Orgon l'a rencontré à l'église et rempli d'admiration, il l'a recueilli chez lui.

Selon Madame Pernelle et Orgon

Selon les autres

  • il veut conduire au Ciel la maisonnée,
  • c'est un homme de bien, 
  • Dieu l'a envoyé dans la maison pour les sauver de leurs péchés.

  • il critique tout,
  • il exerce un "pouvoir tyrannique" sur tous,
  • c'est un hypocrite,
  • il est jaloux de la femme d'Orgon,
  • il veut empêcher la fille d'Orgon d'épouser son fiancé.

Attitude d'Orgon

Il fait passer tout le monde après Tartuffe, est prêt à tout lui sacrifier.
Il considère comme libertins ceux qui  osent critiquer son comportement et la sincérité de Tartuffe.

Il se prépare à briser les fiançailles de sa fille.

Molière laisse donc le spectateur face à deux visions d'un même personnage: à lui de juger: ce ne sera d'ailleurs possible qu'à l'acte III à l'apparition du personnage qui alimente tellement les conversations que chacun est impatient de se faire sa propre religion.

b) Acte III, scènes 2 et 3

Consigne: après avoir vu le personnage, à quel point de vue vous ralliez-vous? Justifiez votre réponse grâce à une argumentation étayée par des exemples du texte.

Dans la scène 2, Tartuffe se montre à la hauteur de sa réputation de dévot:

  • il fait pénitence ("serrez ma haire avec ma discipline "),

  • il est prude et vertueux ("cachez ce sein que je ne saurais voir ")

En revanche, la scène 3 le montre dans sa vérité:

  • il fait la cour à Elmire, la femme de son protecteur,

  • il justifie ce comportement:

    •  c'est Dieu qui a fait Elmire aussi belle,

    • il est un homme comme les autres, incapable de résister à la beauté,

    • il est discret et n'attirera pas le scandale sur elle.

On peut donc conclure qu'Orgon et Madame Pernelle se trompent et que le reste de la famille a raison de considérer Tartuffe comme un hypocrite.

6. Conclusion pour les 2 pièces

Dans ces deux pièces, Molière a choisi de laisser le spectateur juge: à lui d’évlauer le comportement des personnages; aucune vérité ne lui est imposée de l'extérieur (du moins en apparence, mais chacun sait que le personnage agit comme son auteur le veut!).

Cette façon de procéder présente de l'intérêt pour le dramaturge:

a) Il donne un rôle actif au spectateur à qui il revient de construire son image de monde et des hommes. Ce faisant, il éveille également sa curiosité et maintient l’intérêt.

b) C'est typique de la pensée libertine du XVIIe siècle: aucune vérité n'est imposée par l'auteur à son lecteur.
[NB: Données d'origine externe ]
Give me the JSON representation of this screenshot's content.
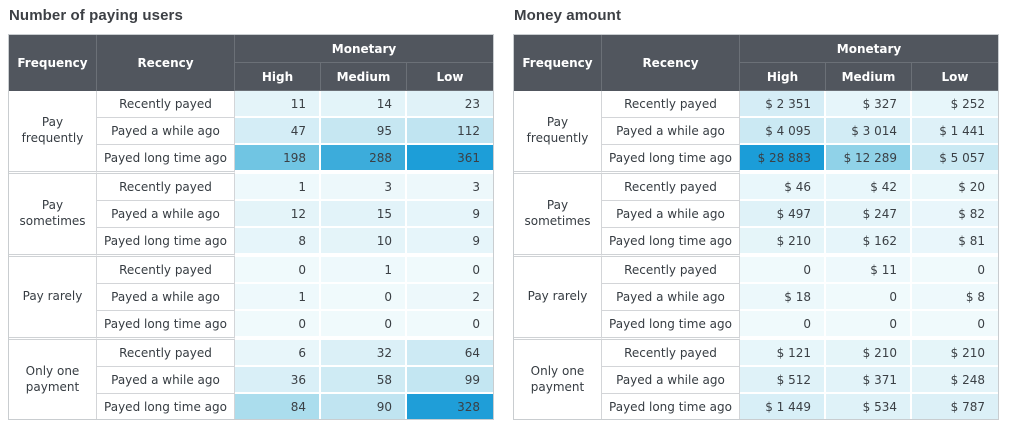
{
  "theme": {
    "header_bg": "#51565e",
    "header_text": "#ffffff",
    "grid_line": "#d3d5d8",
    "outer_border": "#c9cdd0",
    "cell_text": "#3b4045",
    "heat_max": "#1d9ed8",
    "heat_min": "#f0fafc"
  },
  "tables": [
    {
      "id": "users",
      "title": "Number of paying users",
      "columns": {
        "frequency": "Frequency",
        "recency": "Recency",
        "monetary": "Monetary",
        "high": "High",
        "medium": "Medium",
        "low": "Low"
      },
      "groups": [
        {
          "frequency": "Pay frequently",
          "rows": [
            {
              "recency": "Recently payed",
              "cells": [
                {
                  "text": "11",
                  "bg": "#e4f4f9"
                },
                {
                  "text": "14",
                  "bg": "#e3f4f9"
                },
                {
                  "text": "23",
                  "bg": "#e0f2f8"
                }
              ]
            },
            {
              "recency": "Payed a while ago",
              "cells": [
                {
                  "text": "47",
                  "bg": "#d4edf6"
                },
                {
                  "text": "95",
                  "bg": "#c6e7f2"
                },
                {
                  "text": "112",
                  "bg": "#c0e4f1"
                }
              ]
            },
            {
              "recency": "Payed long time ago",
              "cells": [
                {
                  "text": "198",
                  "bg": "#70c5e3"
                },
                {
                  "text": "288",
                  "bg": "#3cacdb"
                },
                {
                  "text": "361",
                  "bg": "#1d9ed8"
                }
              ]
            }
          ]
        },
        {
          "frequency": "Pay sometimes",
          "rows": [
            {
              "recency": "Recently payed",
              "cells": [
                {
                  "text": "1",
                  "bg": "#eef9fc"
                },
                {
                  "text": "3",
                  "bg": "#edf8fb"
                },
                {
                  "text": "3",
                  "bg": "#edf8fb"
                }
              ]
            },
            {
              "recency": "Payed a while ago",
              "cells": [
                {
                  "text": "12",
                  "bg": "#e4f4f9"
                },
                {
                  "text": "15",
                  "bg": "#e2f3f9"
                },
                {
                  "text": "9",
                  "bg": "#e6f5fa"
                }
              ]
            },
            {
              "recency": "Payed long time ago",
              "cells": [
                {
                  "text": "8",
                  "bg": "#e6f5fa"
                },
                {
                  "text": "10",
                  "bg": "#e4f4f9"
                },
                {
                  "text": "9",
                  "bg": "#e6f5fa"
                }
              ]
            }
          ]
        },
        {
          "frequency": "Pay rarely",
          "rows": [
            {
              "recency": "Recently payed",
              "cells": [
                {
                  "text": "0",
                  "bg": "#f0fafc"
                },
                {
                  "text": "1",
                  "bg": "#eef9fc"
                },
                {
                  "text": "0",
                  "bg": "#f0fafc"
                }
              ]
            },
            {
              "recency": "Payed a while ago",
              "cells": [
                {
                  "text": "1",
                  "bg": "#eef9fc"
                },
                {
                  "text": "0",
                  "bg": "#f0fafc"
                },
                {
                  "text": "2",
                  "bg": "#edf8fb"
                }
              ]
            },
            {
              "recency": "Payed long time ago",
              "cells": [
                {
                  "text": "0",
                  "bg": "#f0fafc"
                },
                {
                  "text": "0",
                  "bg": "#f0fafc"
                },
                {
                  "text": "0",
                  "bg": "#f0fafc"
                }
              ]
            }
          ]
        },
        {
          "frequency": "Only one payment",
          "rows": [
            {
              "recency": "Recently payed",
              "cells": [
                {
                  "text": "6",
                  "bg": "#e8f6fa"
                },
                {
                  "text": "32",
                  "bg": "#dbf0f7"
                },
                {
                  "text": "64",
                  "bg": "#cdeaf4"
                }
              ]
            },
            {
              "recency": "Payed a while ago",
              "cells": [
                {
                  "text": "36",
                  "bg": "#d9eff7"
                },
                {
                  "text": "58",
                  "bg": "#cfebf4"
                },
                {
                  "text": "99",
                  "bg": "#c3e6f2"
                }
              ]
            },
            {
              "recency": "Payed long time ago",
              "cells": [
                {
                  "text": "84",
                  "bg": "#abdded"
                },
                {
                  "text": "90",
                  "bg": "#c0e4f1"
                },
                {
                  "text": "328",
                  "bg": "#1f9ed8"
                }
              ]
            }
          ]
        }
      ]
    },
    {
      "id": "money",
      "title": "Money amount",
      "columns": {
        "frequency": "Frequency",
        "recency": "Recency",
        "monetary": "Monetary",
        "high": "High",
        "medium": "Medium",
        "low": "Low"
      },
      "groups": [
        {
          "frequency": "Pay frequently",
          "rows": [
            {
              "recency": "Recently payed",
              "cells": [
                {
                  "text": "$ 2 351",
                  "bg": "#d5edf6"
                },
                {
                  "text": "$ 327",
                  "bg": "#e6f5fa"
                },
                {
                  "text": "$ 252",
                  "bg": "#e7f6fa"
                }
              ]
            },
            {
              "recency": "Payed a while ago",
              "cells": [
                {
                  "text": "$ 4 095",
                  "bg": "#cbe9f3"
                },
                {
                  "text": "$ 3 014",
                  "bg": "#d2ecf5"
                },
                {
                  "text": "$ 1 441",
                  "bg": "#def1f8"
                }
              ]
            },
            {
              "recency": "Payed long time ago",
              "cells": [
                {
                  "text": "$ 28 883",
                  "bg": "#1b9dd8"
                },
                {
                  "text": "$ 12 289",
                  "bg": "#90d2e8"
                },
                {
                  "text": "$ 5 057",
                  "bg": "#cae9f3"
                }
              ]
            }
          ]
        },
        {
          "frequency": "Pay sometimes",
          "rows": [
            {
              "recency": "Recently payed",
              "cells": [
                {
                  "text": "$ 46",
                  "bg": "#e9f7fb"
                },
                {
                  "text": "$ 42",
                  "bg": "#e9f7fb"
                },
                {
                  "text": "$ 20",
                  "bg": "#ebf8fb"
                }
              ]
            },
            {
              "recency": "Payed a while ago",
              "cells": [
                {
                  "text": "$ 497",
                  "bg": "#dff2f8"
                },
                {
                  "text": "$ 247",
                  "bg": "#e4f4f9"
                },
                {
                  "text": "$ 82",
                  "bg": "#e9f6fb"
                }
              ]
            },
            {
              "recency": "Payed long time ago",
              "cells": [
                {
                  "text": "$ 210",
                  "bg": "#e5f5f9"
                },
                {
                  "text": "$ 162",
                  "bg": "#e6f5fa"
                },
                {
                  "text": "$ 81",
                  "bg": "#e9f6fb"
                }
              ]
            }
          ]
        },
        {
          "frequency": "Pay rarely",
          "rows": [
            {
              "recency": "Recently payed",
              "cells": [
                {
                  "text": "0",
                  "bg": "#f0fafc"
                },
                {
                  "text": "$ 11",
                  "bg": "#eef9fc"
                },
                {
                  "text": "0",
                  "bg": "#f0fafc"
                }
              ]
            },
            {
              "recency": "Payed a while ago",
              "cells": [
                {
                  "text": "$ 18",
                  "bg": "#ecf8fb"
                },
                {
                  "text": "0",
                  "bg": "#f0fafc"
                },
                {
                  "text": "$ 8",
                  "bg": "#eef9fc"
                }
              ]
            },
            {
              "recency": "Payed long time ago",
              "cells": [
                {
                  "text": "0",
                  "bg": "#f0fafc"
                },
                {
                  "text": "0",
                  "bg": "#f0fafc"
                },
                {
                  "text": "0",
                  "bg": "#f0fafc"
                }
              ]
            }
          ]
        },
        {
          "frequency": "Only one payment",
          "rows": [
            {
              "recency": "Recently payed",
              "cells": [
                {
                  "text": "$ 121",
                  "bg": "#e7f6fa"
                },
                {
                  "text": "$ 210",
                  "bg": "#e5f5f9"
                },
                {
                  "text": "$ 210",
                  "bg": "#e5f5f9"
                }
              ]
            },
            {
              "recency": "Payed a while ago",
              "cells": [
                {
                  "text": "$ 512",
                  "bg": "#dff2f8"
                },
                {
                  "text": "$ 371",
                  "bg": "#e2f3f9"
                },
                {
                  "text": "$ 248",
                  "bg": "#e4f4f9"
                }
              ]
            },
            {
              "recency": "Payed long time ago",
              "cells": [
                {
                  "text": "$ 1 449",
                  "bg": "#d8eff7"
                },
                {
                  "text": "$ 534",
                  "bg": "#dff2f8"
                },
                {
                  "text": "$ 787",
                  "bg": "#dcf0f7"
                }
              ]
            }
          ]
        }
      ]
    }
  ],
  "chart_data": [
    {
      "type": "heatmap",
      "title": "Number of paying users",
      "columns": [
        "High",
        "Medium",
        "Low"
      ],
      "column_group_label": "Monetary",
      "row_group_label": "Frequency",
      "row_label": "Recency",
      "row_groups": [
        "Pay frequently",
        "Pay sometimes",
        "Pay rarely",
        "Only one payment"
      ],
      "row_categories": [
        "Recently payed",
        "Payed a while ago",
        "Payed long time ago"
      ],
      "values": [
        [
          [
            11,
            14,
            23
          ],
          [
            47,
            95,
            112
          ],
          [
            198,
            288,
            361
          ]
        ],
        [
          [
            1,
            3,
            3
          ],
          [
            12,
            15,
            9
          ],
          [
            8,
            10,
            9
          ]
        ],
        [
          [
            0,
            1,
            0
          ],
          [
            1,
            0,
            2
          ],
          [
            0,
            0,
            0
          ]
        ],
        [
          [
            6,
            32,
            64
          ],
          [
            36,
            58,
            99
          ],
          [
            84,
            90,
            328
          ]
        ]
      ],
      "color_scale": [
        "#f0fafc",
        "#1d9ed8"
      ],
      "value_range": [
        0,
        361
      ]
    },
    {
      "type": "heatmap",
      "title": "Money amount",
      "columns": [
        "High",
        "Medium",
        "Low"
      ],
      "column_group_label": "Monetary",
      "row_group_label": "Frequency",
      "row_label": "Recency",
      "row_groups": [
        "Pay frequently",
        "Pay sometimes",
        "Pay rarely",
        "Only one payment"
      ],
      "row_categories": [
        "Recently payed",
        "Payed a while ago",
        "Payed long time ago"
      ],
      "values": [
        [
          [
            2351,
            327,
            252
          ],
          [
            4095,
            3014,
            1441
          ],
          [
            28883,
            12289,
            5057
          ]
        ],
        [
          [
            46,
            42,
            20
          ],
          [
            497,
            247,
            82
          ],
          [
            210,
            162,
            81
          ]
        ],
        [
          [
            0,
            11,
            0
          ],
          [
            18,
            0,
            8
          ],
          [
            0,
            0,
            0
          ]
        ],
        [
          [
            121,
            210,
            210
          ],
          [
            512,
            371,
            248
          ],
          [
            1449,
            534,
            787
          ]
        ]
      ],
      "unit": "$",
      "color_scale": [
        "#f0fafc",
        "#1d9ed8"
      ],
      "value_range": [
        0,
        28883
      ]
    }
  ]
}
Au contraire les faits lui sont exposés et il reste libre de penser, d'avoir un comportement critique.

7. Prolongement

A partir de ces deux pièces, on pourra déboucher sur la pensée libertine au XVIIe siècle. On se référera au citations suivantes pour amorcer le travail:

a) Tartuffe, acte I, scène 5 - réplique de Cléante

Voilà de vos pareils le discours ordinaire.

Ils veulent que chacun soit aveugle comme eux;

C'est être libertin que d'avoir de bons yeux,

Et qui n'adore pas de vaines simagrées

N'a ni respect ni foi pour les choses sacrées.

b) Dom Juan, acte I, scène 2 - réplique de Sganarelle

Osez-vous bien ainsi vous jouer du Ciel, et ne tremblez-vous point de vous moquer comme vous faites des choses les plus saintes? C'est bien à vous, petit ver de terre (...) petit mirmidon que vous êtes (...), c'est bien à vous à vouloir vous mêler de tourner en raillerie ce que tous les hommes révèrent?

Manifestement, ce que, selon Molière, on reproche aux libertins, c'est de ne pas manifester les signes extérieurs de la foi ainsi que le font "tous les hommes".

On vérifiera cette vision et on recherchera les idées qui fondent la pensée libertine en lisant des extraits de La Mothe Le Vayer, Gassendi et Cyrano de Bergerac (peut-être le plus accessible pour des élèves).